During the dialogue it emerged that there is a problem in understanding the meaning of development. On the one hand, the communities whose land and livelihood are affected due to mining protest the action since it does not benefit them in any way. On the other, government and companies insist that mining must be done to sustain the country’s economic growth. The result: numerous violent conflicts. The government often terms these conflicts as inspired or triggered without addressing the root causes. This complicates the situation further.

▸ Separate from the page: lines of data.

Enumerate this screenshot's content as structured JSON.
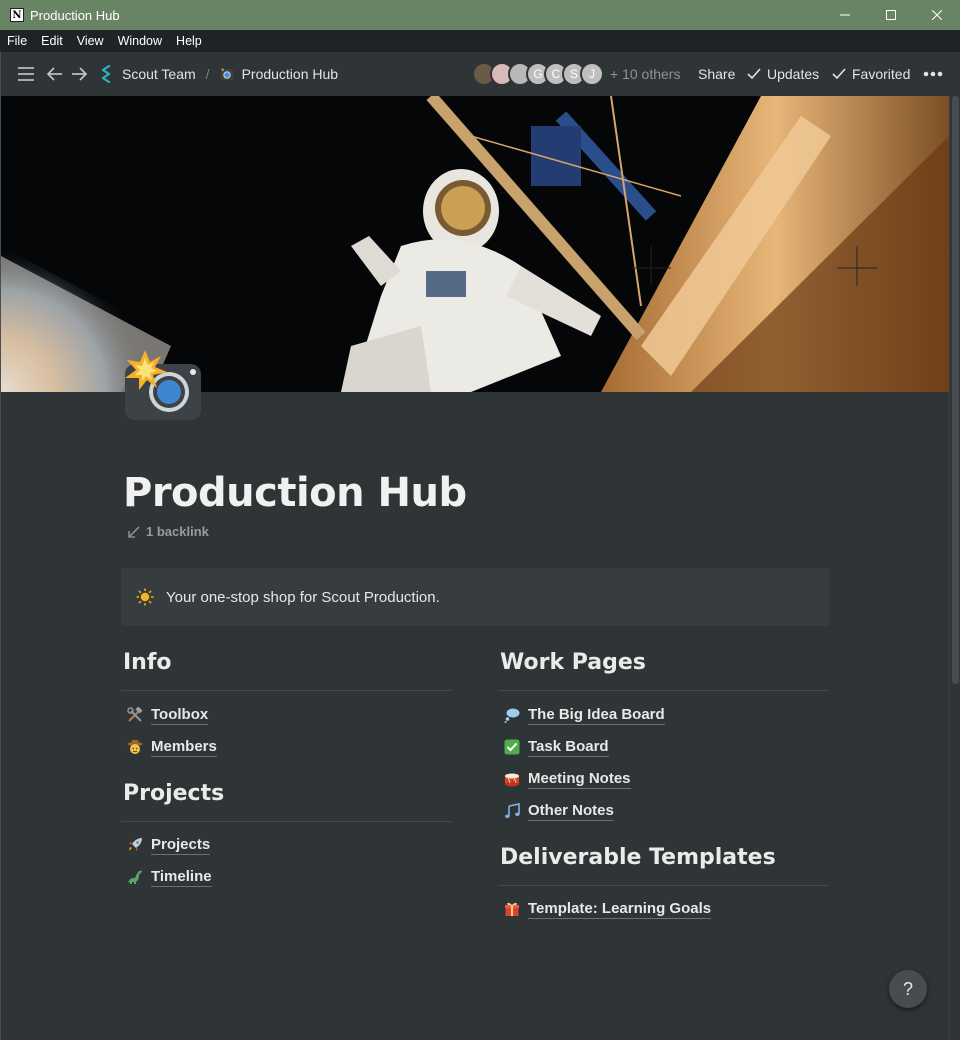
{
  "window": {
    "title": "Production Hub"
  },
  "menu": [
    "File",
    "Edit",
    "View",
    "Window",
    "Help"
  ],
  "breadcrumb": {
    "workspace": "Scout Team",
    "separator": "/",
    "page": "Production Hub"
  },
  "avatars": [
    "",
    "",
    "",
    "G",
    "C",
    "S",
    "J"
  ],
  "others": "+ 10 others",
  "actions": {
    "share": "Share",
    "updates": "Updates",
    "favorited": "Favorited"
  },
  "page": {
    "title": "Production Hub",
    "backlink": "1 backlink",
    "callout": "Your one-stop shop for Scout Production."
  },
  "sections": {
    "info": {
      "heading": "Info",
      "links": [
        {
          "label": "Toolbox",
          "icon": "hammer-wrench-icon"
        },
        {
          "label": "Members",
          "icon": "cowboy-face-icon"
        }
      ]
    },
    "projects": {
      "heading": "Projects",
      "links": [
        {
          "label": "Projects",
          "icon": "rocket-icon"
        },
        {
          "label": "Timeline",
          "icon": "dinosaur-icon"
        }
      ]
    },
    "work_pages": {
      "heading": "Work Pages",
      "links": [
        {
          "label": "The Big Idea Board",
          "icon": "thought-bubble-icon"
        },
        {
          "label": "Task Board",
          "icon": "check-box-icon"
        },
        {
          "label": "Meeting Notes",
          "icon": "drum-icon"
        },
        {
          "label": "Other Notes",
          "icon": "music-notes-icon"
        }
      ]
    },
    "templates": {
      "heading": "Deliverable Templates",
      "links": [
        {
          "label": "Template: Learning Goals",
          "icon": "gift-icon"
        }
      ]
    }
  },
  "help": "?",
  "colors": {
    "titlebar": "#698465",
    "background": "#2f3437",
    "callout": "#373c3f"
  }
}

During the same period as the dialogue, the Centre convened a meeting of states affected by Naxalite violence.The states discussed and debated their respective development programmes.The meeting also discussed the issue of land acquisition for industrialisation and mining. Though such meetings never gets public access, state representatives raised questions about what were the ways to come out of this impasse. How were the people, whose lands had been acquired, supposed to be compensated? This question has a direct bearing to the extent of Naxalite influence in the state. Of late Naxalites have been using these issues to gain support. All mineral and forest rich districts are affected by Naxal violence. In fact the Union government has asked states to prepare rehabilitation and resettlement policies for local communities and to prevent Naxalites from exploiting such situations.
Therefore, poverty is increasingly caused by environmental scarcities -- both natural and artificial like restricting access to forests. A common denominator for causes of conflict is the loss of livelihoods. Policy attempts to break the vicious path to conflict need to address both poverty and environmental issues. This is built on the observation that the common denominator for many (if not most) of the internal wars and conflict, which plagued Africa, South Asia and Latin America during the last decade, is poverty as a result of loss of livelihood. The latter often caused or exacerbated by environmental degradation.
Reconstruction of exhausted environmental resources will have to work towards both these ends. While poverty may be a near-endemic condition in certain societies, loss of livelihoods marks a rapid transition from a previous stable condition of relative welfare to a condition of poverty or destitution. It is the rapid process of change resulting in a sudden fall into poverty, more than the endemic condition of poverty, which creates the potential for what here will be termed livelihood conflicts.
Failure to meet such challenges creates opportunities for violent movements (like the Naxalite), or in many cases, creates such groups as an extreme reaction to desperation. In India, Naxalites have managed to mobilise popular support at a rate they would have otherwise never been able to, if poverty, unemployment and environmental degradation had not spread at such a rapid rate during the decades preceding the open conflict.